Can I learn AI with C?

AI learning opportunities for beginners and advanced users

Google's Teachable Machine explains how machine learning works in a playful way so that even children can understand it. If necessary, however, an adult has to translate the English-language explanatory texts for you. The visitor only needs a browser and a webcam. With their images, a neural network can be trained to recognize three different gestures. Teachable Machine assigns three colors to these gestures: green, pink, and orange. Depending on which gesture it recognizes, it outputs different images, sounds or sentences.

To teach the network the first gesture, such as a greeting hand, you perform it and press the "Train Green" button.Teachable machine makes a series of photos. The tutorial recommends training the network with at least 30 photos per color.

Now repeat this step with the gestures for the colors pink and orange. The network then shows live which gesture it is currently recognizing. To be more precise, it permanently outputs the probability of recognizing the respective gesture in the image for all three colors - and for those with the highest probability it presents the output.

Teachable Machine shows very well how clearly separated input data can improve the recognition results and how unexpected effects can worsen the results, e.g. different lighting than during training. Incidentally, the fact that the application uses the notebook camera is not a problem: It runs completely in the browser and does not transmit any images to Google.

Wire it yourself

Deeper insights allowedA Neural Network Playground, with which the visitor can play through the entire process of using a deep artificial neural network - the selection of the individual neurons, their staggering in hidden layers, the training, the output: perhaps the most intuitive approach to experience what makes deep learning tick.

The construction kit can be used to build classifiers, among other things. The task here is to assign data points to one of two sets. That sounds more complicated than it is. The playground shows data, neurons and weights graphically. So you can see at first glance how each neuron and each connection affects the overall network - before, during and after learning. And then you can start experimenting: The given network does not want to recognize one of the given data sets? Then you can equip it with new network layers and neurons and try again. By the way, the network topology is contained in the URL. Anyone who has found a nice solution to a problem can easily pass it on.

The question of why

Normally you can't see into a neural network like you can with the Neural Network Playground - many artificial neural networks are black boxes because they are much more complex. The fact that you cannot understand their decisions is a problem for many use cases, such as medical diagnoses: Here you want to know why an AI made a certain decision.
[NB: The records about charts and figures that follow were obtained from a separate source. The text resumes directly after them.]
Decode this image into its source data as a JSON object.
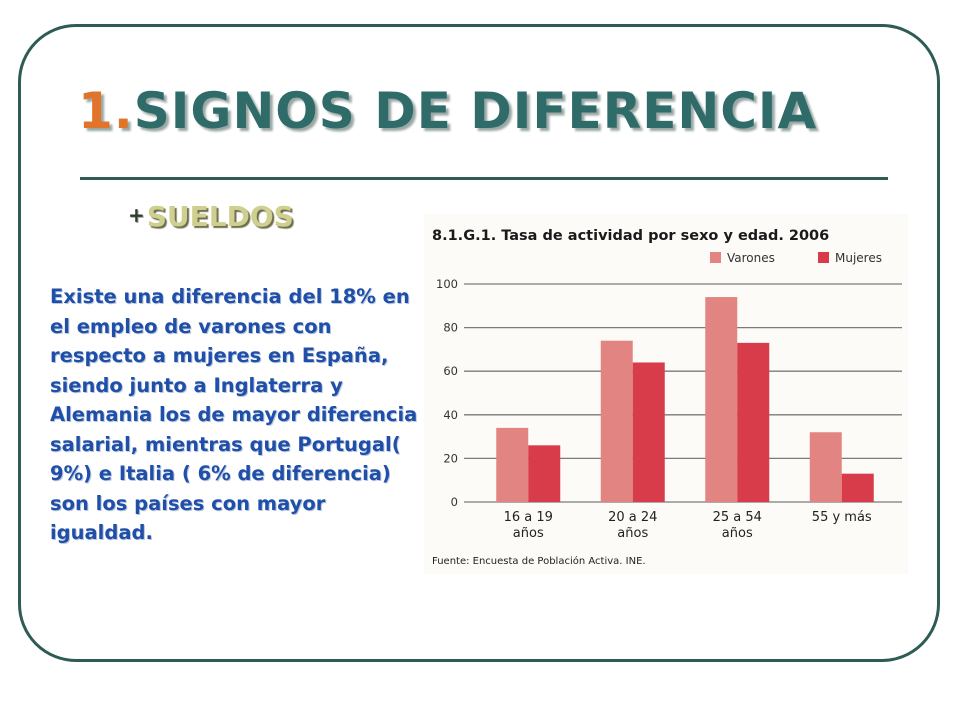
{
  "slide": {
    "title_number": "1.",
    "title_text": "SIGNOS DE DIFERENCIA",
    "bullet_mark": "+",
    "bullet_text": "SUELDOS",
    "body_paragraph": "Existe una diferencia del 18% en el  empleo de varones con respecto a mujeres en España, siendo junto a Inglaterra y Alemania los de mayor diferencia salarial, mientras que Portugal( 9%) e Italia ( 6% de diferencia) son los países con mayor igualdad."
  },
  "colors": {
    "frame": "#2e5c54",
    "title": "#2f6b68",
    "title_number": "#e0742a",
    "body_text": "#1f4fa8",
    "varones": "#e28482",
    "mujeres": "#d83c4a"
  },
  "chart_data": {
    "type": "bar",
    "title": "8.1.G.1. Tasa de actividad por sexo y edad. 2006",
    "categories": [
      [
        "16 a 19",
        "años"
      ],
      [
        "20 a 24",
        "años"
      ],
      [
        "25 a 54",
        "años"
      ],
      [
        "55 y más"
      ]
    ],
    "series": [
      {
        "name": "Varones",
        "values": [
          34,
          74,
          94,
          32
        ]
      },
      {
        "name": "Mujeres",
        "values": [
          26,
          64,
          73,
          13
        ]
      }
    ],
    "yticks": [
      0,
      20,
      40,
      60,
      80,
      100
    ],
    "ylim": [
      0,
      100
    ],
    "xlabel": "",
    "ylabel": "",
    "grid": true,
    "legend_position": "top-right",
    "source": "Fuente: Encuesta de Población Activa. INE."
  }
}
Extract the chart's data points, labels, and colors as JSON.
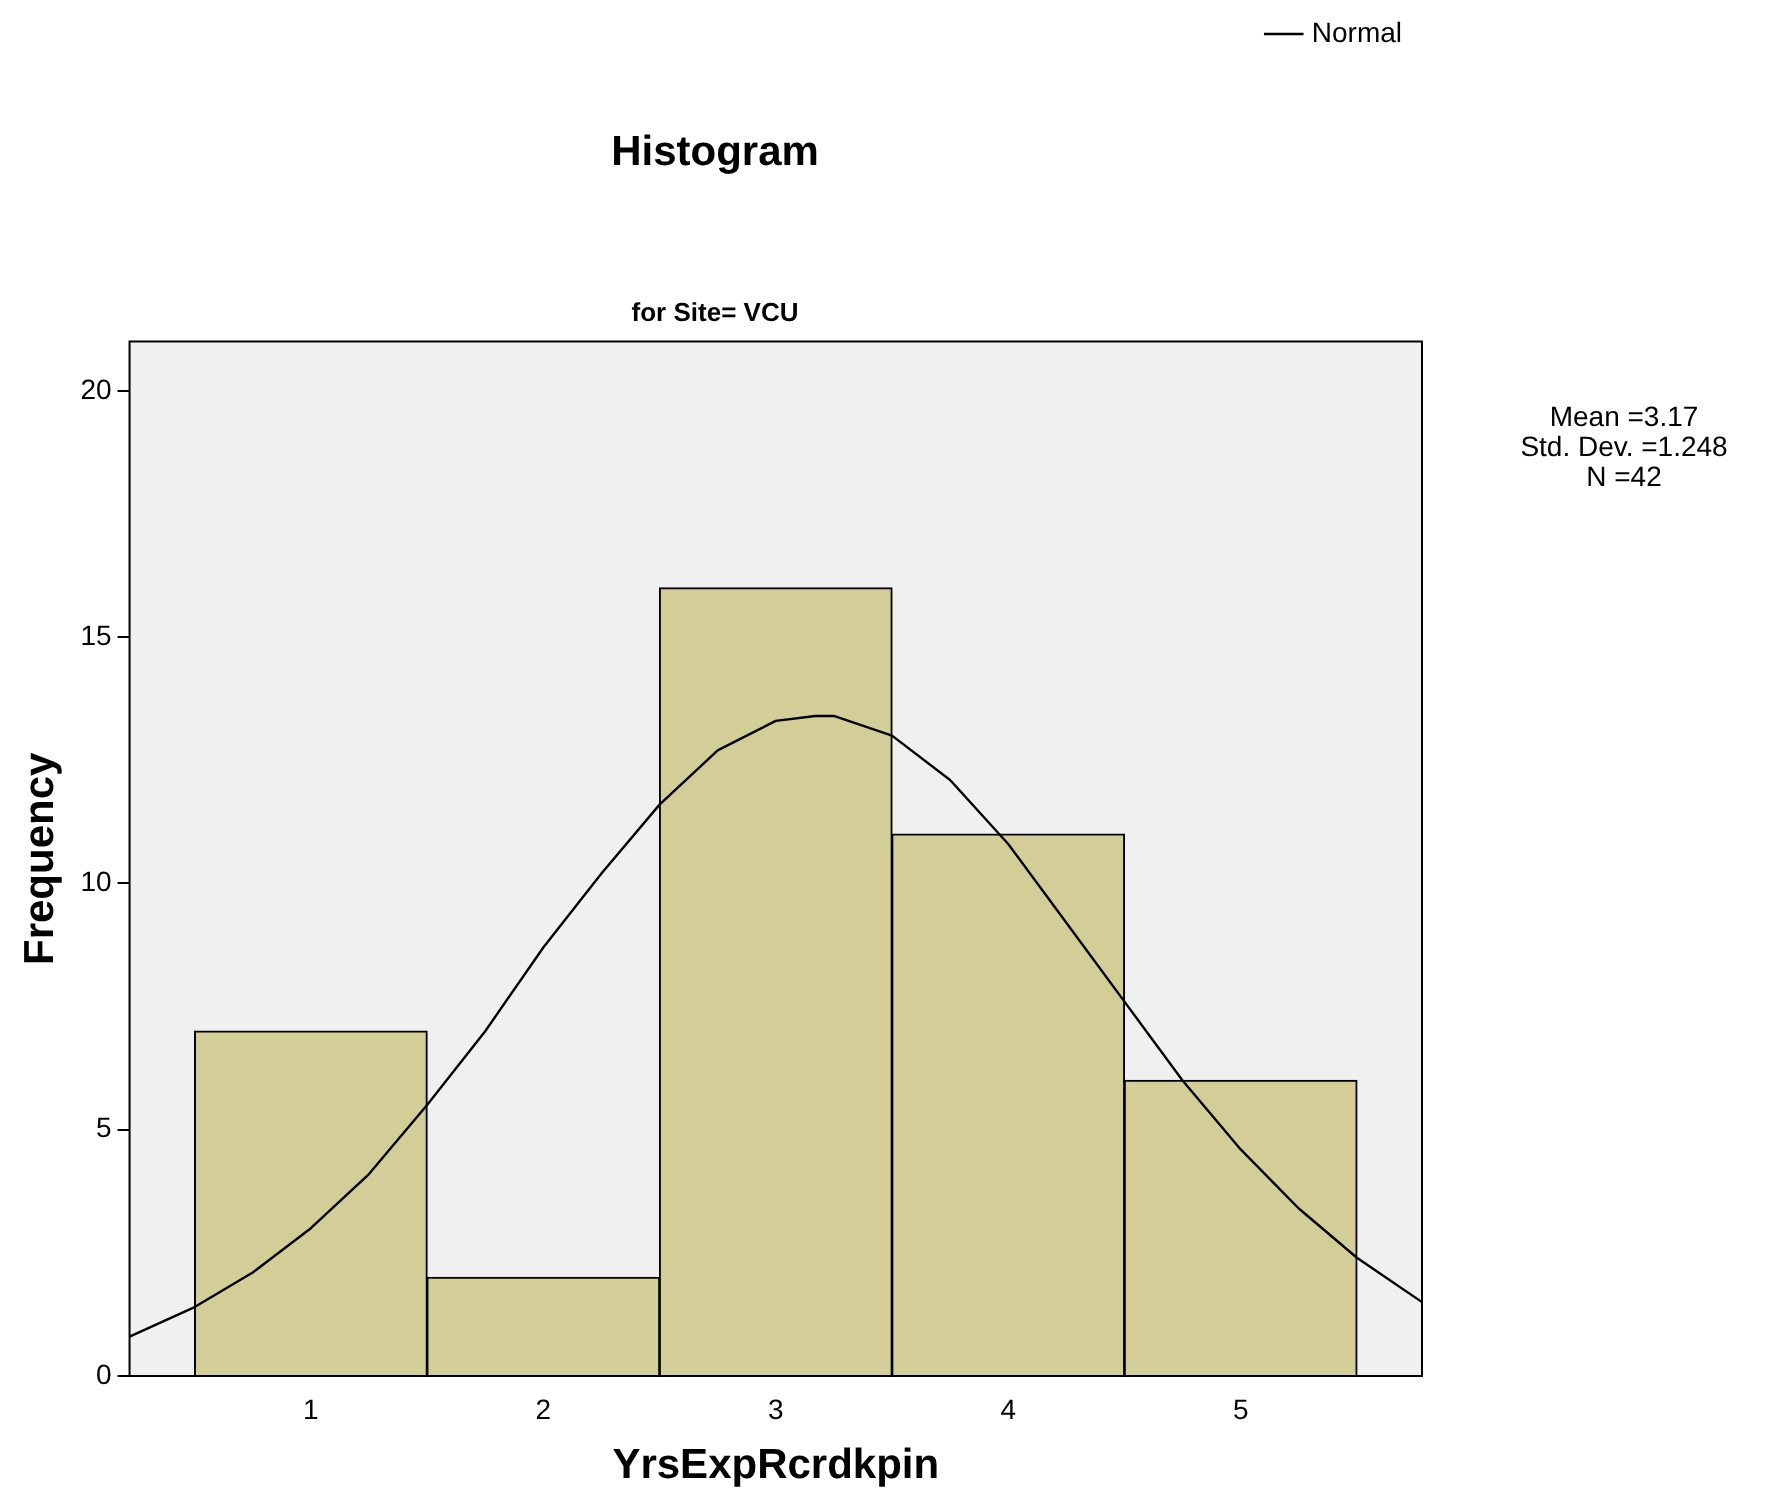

For this reason, so-called interpretable AI is currently an important field of research. Here we are looking for ways to make the decision-making processes of artificial intelligence transparent. One method for this is called Layer-Wise Relevance Propagation. In a very simplified way, it goes through the decision-making processes in neural networks backwards.

It becomes clear which input has which influence on the result. The influence of each feature on the result can be visualized using heat maps, for example. On the Server of the Fraunhofer HHI you can try this method with photos, texts and handwritten numbers.

The researchers from Google and OpenAI also let you look into their networks. To do this, they have found a way to visualize the concepts implemented in an image recognition network, for example: What is an (ideal) radio? This results in picture matrices that are worth seeing, so-called Activation atlases.

Immerse yourself deeper

Anyone who has gained intuitive access to deep learning with the three services presented and has tasted blood may want to delve deeper into the subject and also understand the mathematical basics. There is also the free online bookNeural Networks and Deep Learning a good starting point. Practical: The first chapter deals in detail with letter recognition, which is the subject of the following programming article.

There are also numerous online courses on machine learning. The is highly recommended Andrew Ng's course at Coursera. Ng is a respected AI pioneer and teaches at Stanford University. The course itself is free; whoever wants to complete it with a certificate pays 71 euros.

Many, many more links to learning sources on the subject of deep learning can be found in the collection Awesome Deep Learning Resources at GitHubthat the developer Guillaume Chevalier has compiled. At learn anything visitors collect learning sources of various kinds, from Wikipedia articles to free books to Reddit threads or subreddits. (yo)


This article comes from c't 21/2019.